Apalagi, pihaknya menyediakan beragam model pembiayaan bagi calon pembeli. Mulai dari kredit kepemilikan apartemen (KPA), tunai bertahap hingga tunai keras. “Untuk KPA kami telah bekerja sama hampir dengan seluruh bank,” ujarnya.
Keyakinan akan tumbuhnya minat masyarakat Jawa Tengah akan pasar hunian vertikal juga disampaikan oleh Project Director PP Properti Siswandy Djamaluddin.
Dia mengatakan, dengan semakin mahalnya harga tanah di Semarang maka hunian vertikal menjadi sebuah keniscayaan. Apalagi, saat ini untuk mendapatkan tanah yang cukup luas guna mengembangkan rumah tapak di Kota Semarang relatif sulit.

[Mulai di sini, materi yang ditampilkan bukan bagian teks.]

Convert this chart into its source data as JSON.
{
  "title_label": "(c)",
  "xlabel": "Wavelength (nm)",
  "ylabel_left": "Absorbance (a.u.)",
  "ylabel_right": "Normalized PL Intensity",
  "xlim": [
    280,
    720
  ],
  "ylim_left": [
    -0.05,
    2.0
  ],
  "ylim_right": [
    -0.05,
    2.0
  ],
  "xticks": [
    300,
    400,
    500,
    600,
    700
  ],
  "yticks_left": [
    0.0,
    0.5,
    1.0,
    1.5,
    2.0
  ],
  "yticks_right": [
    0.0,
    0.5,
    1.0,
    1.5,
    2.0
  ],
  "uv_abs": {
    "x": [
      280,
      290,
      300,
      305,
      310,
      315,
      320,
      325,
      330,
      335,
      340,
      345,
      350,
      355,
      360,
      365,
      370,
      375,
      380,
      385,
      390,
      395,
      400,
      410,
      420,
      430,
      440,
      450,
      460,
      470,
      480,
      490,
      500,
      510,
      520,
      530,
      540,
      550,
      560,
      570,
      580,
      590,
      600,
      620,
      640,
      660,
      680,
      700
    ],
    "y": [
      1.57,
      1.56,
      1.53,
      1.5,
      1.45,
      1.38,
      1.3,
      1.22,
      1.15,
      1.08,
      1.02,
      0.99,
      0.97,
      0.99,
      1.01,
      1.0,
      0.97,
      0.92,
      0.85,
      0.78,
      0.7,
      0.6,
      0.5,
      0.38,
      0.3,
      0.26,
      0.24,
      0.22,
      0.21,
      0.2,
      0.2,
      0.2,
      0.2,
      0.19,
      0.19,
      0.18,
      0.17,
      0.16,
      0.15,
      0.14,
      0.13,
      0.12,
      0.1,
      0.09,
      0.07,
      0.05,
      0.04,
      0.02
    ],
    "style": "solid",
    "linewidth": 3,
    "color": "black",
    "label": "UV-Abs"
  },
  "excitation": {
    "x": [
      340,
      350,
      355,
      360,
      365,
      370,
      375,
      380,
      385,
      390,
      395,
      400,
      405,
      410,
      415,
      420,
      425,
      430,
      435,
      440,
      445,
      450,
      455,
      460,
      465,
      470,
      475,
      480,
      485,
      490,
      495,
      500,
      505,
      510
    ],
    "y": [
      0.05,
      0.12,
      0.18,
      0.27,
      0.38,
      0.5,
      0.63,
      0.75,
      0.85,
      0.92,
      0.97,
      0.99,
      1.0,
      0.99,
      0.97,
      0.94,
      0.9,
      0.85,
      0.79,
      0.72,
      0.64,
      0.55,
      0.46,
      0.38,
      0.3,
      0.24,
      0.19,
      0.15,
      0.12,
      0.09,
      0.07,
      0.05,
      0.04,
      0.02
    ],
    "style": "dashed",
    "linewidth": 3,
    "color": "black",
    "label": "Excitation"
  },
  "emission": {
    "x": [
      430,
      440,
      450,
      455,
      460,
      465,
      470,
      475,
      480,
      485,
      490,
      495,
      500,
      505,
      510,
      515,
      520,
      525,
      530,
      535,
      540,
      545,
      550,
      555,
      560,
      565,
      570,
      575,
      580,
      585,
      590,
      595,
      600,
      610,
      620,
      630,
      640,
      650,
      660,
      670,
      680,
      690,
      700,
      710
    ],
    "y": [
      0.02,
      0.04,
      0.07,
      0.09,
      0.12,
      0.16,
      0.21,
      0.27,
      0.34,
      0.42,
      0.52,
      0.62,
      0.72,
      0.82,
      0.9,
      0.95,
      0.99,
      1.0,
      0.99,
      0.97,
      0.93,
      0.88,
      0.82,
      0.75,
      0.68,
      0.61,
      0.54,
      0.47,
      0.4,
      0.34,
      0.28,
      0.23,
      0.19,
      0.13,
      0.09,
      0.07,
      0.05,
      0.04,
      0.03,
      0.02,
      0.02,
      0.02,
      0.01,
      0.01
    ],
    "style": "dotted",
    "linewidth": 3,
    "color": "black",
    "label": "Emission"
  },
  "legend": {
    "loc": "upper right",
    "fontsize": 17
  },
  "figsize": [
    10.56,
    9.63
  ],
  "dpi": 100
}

Pengembang harus melihat daerah pinggiran agar memperoleh ukuran lahan yang ideal untuk mengembangkan real estat.
GEBRAKAN PPRO
Siswandy, dalam kesempatan terpisah, mengatakan bahwa PT PP Properti Tbk. (PPRO) menyiapkan 5.000 unit apartemen untuk wilayah Jawa Tengah dan Daerah Istimewa Yogyakarta hingga 2019.

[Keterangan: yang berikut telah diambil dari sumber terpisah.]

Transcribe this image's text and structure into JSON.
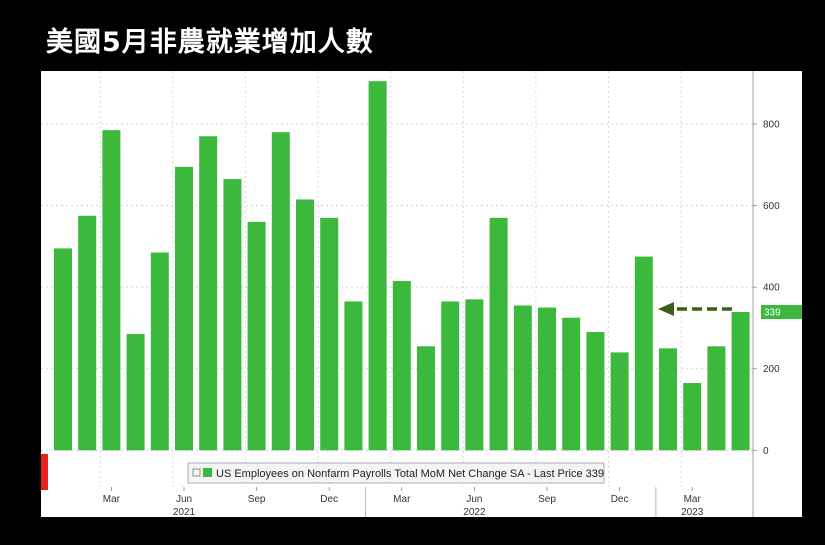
{
  "headline": "美國5月非農就業增加人數",
  "chart_data": {
    "type": "bar",
    "title": "",
    "xlabel": "",
    "ylabel": "",
    "categories": [
      "Jan 2021",
      "Feb 2021",
      "Mar 2021",
      "Apr 2021",
      "May 2021",
      "Jun 2021",
      "Jul 2021",
      "Aug 2021",
      "Sep 2021",
      "Oct 2021",
      "Nov 2021",
      "Dec 2021",
      "Jan 2022",
      "Feb 2022",
      "Mar 2022",
      "Apr 2022",
      "May 2022",
      "Jun 2022",
      "Jul 2022",
      "Aug 2022",
      "Sep 2022",
      "Oct 2022",
      "Nov 2022",
      "Dec 2022",
      "Jan 2023",
      "Feb 2023",
      "Mar 2023",
      "Apr 2023",
      "May 2023"
    ],
    "values": [
      495,
      575,
      785,
      285,
      485,
      695,
      770,
      665,
      560,
      780,
      615,
      570,
      365,
      905,
      415,
      255,
      365,
      370,
      570,
      355,
      350,
      325,
      290,
      240,
      475,
      250,
      165,
      255,
      339
    ],
    "ylim": [
      -90,
      930
    ],
    "yticks": [
      0,
      200,
      400,
      600,
      800
    ],
    "xticks": [
      {
        "index": 2,
        "label": "Mar"
      },
      {
        "index": 5,
        "label": "Jun",
        "year": "2021"
      },
      {
        "index": 8,
        "label": "Sep"
      },
      {
        "index": 11,
        "label": "Dec"
      },
      {
        "index": 14,
        "label": "Mar"
      },
      {
        "index": 17,
        "label": "Jun",
        "year": "2022"
      },
      {
        "index": 20,
        "label": "Sep"
      },
      {
        "index": 23,
        "label": "Dec"
      },
      {
        "index": 26,
        "label": "Mar",
        "year": "2023"
      }
    ],
    "legend": {
      "position": "bottom-center",
      "text": "US Employees on Nonfarm Payrolls Total MoM Net Change SA - Last Price 339"
    },
    "last_price_label": "339",
    "grid": true,
    "colors": {
      "bar": "#3cb93c",
      "arrow": "#3d5e1b",
      "last_label_bg": "#3cb93c",
      "marker": "#e8201f"
    }
  }
}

Guna merealisasikan target ini, perusahaan memperkirakan dapat menanamkan modal hingga Rp3 triliun. Adapun, proyek yang disiapkan meliputi empat lokasi seperti tiga proyek di Kota Semarang dan satu proyek di Yogyakarta.
“[Kami menyiapkan] Amartha View dua tower, The Alton tiga tower. Tahun depan [rencananya] tiga tower lagi di kawasan Setiabudi, Semarang. Kemudian di daerah Yogya [rencananya] sekitar dua tower,” katanya.

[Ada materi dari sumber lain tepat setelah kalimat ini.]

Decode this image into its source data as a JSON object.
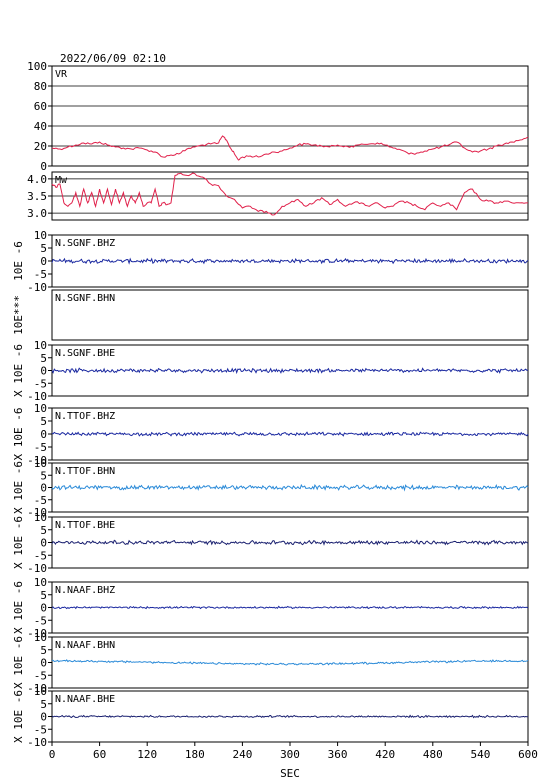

Dia mengatakan, tingginya animo masyarakat dalam menyerap hunian vertikal ini tidak lepas dari konsep yang ditawarkan oleh perusahaan dan pemilihan lokasi yang sesuai dengan kebutuhan.
Selain itu, edukasi pasar yang dilakukan perusahaan menyebabkan masyarakat tertarik untuk mendapatkan unit hunian vertikal.
“Kami mencoba ke daerah yang baru mengenal hunian vertikal. Ternyata, market-nya bagus. [Ini tidak lepas dari kemampuan perusahaan] melihat kebutuhan dan investor yang membaca perkembangan kota,” katanya.
Dia mengatakan bahwa PTPP mengincar segmen menengah dan menengah bawah untuk proyek di Jawa Tengah ini.
Direktur Eksekutif Pusat Studi Properti Indonesia (PSPI) Panangian Simanungkalit, dalam kesempatan berbeda, mengatakan bahwa hingga 2018 produk dengan kisaran harga Rp500 juta akan menjadi yang terlaris di pasaran.
Segmen hunian tersebut, lanjutnya, diperkirakan mengambil porsi pasar mencapai 80%, sedangkan 20% diprediksi untuk penjualan produk hunian di atas Rp500 juta sampai dengan Rp1 miliar.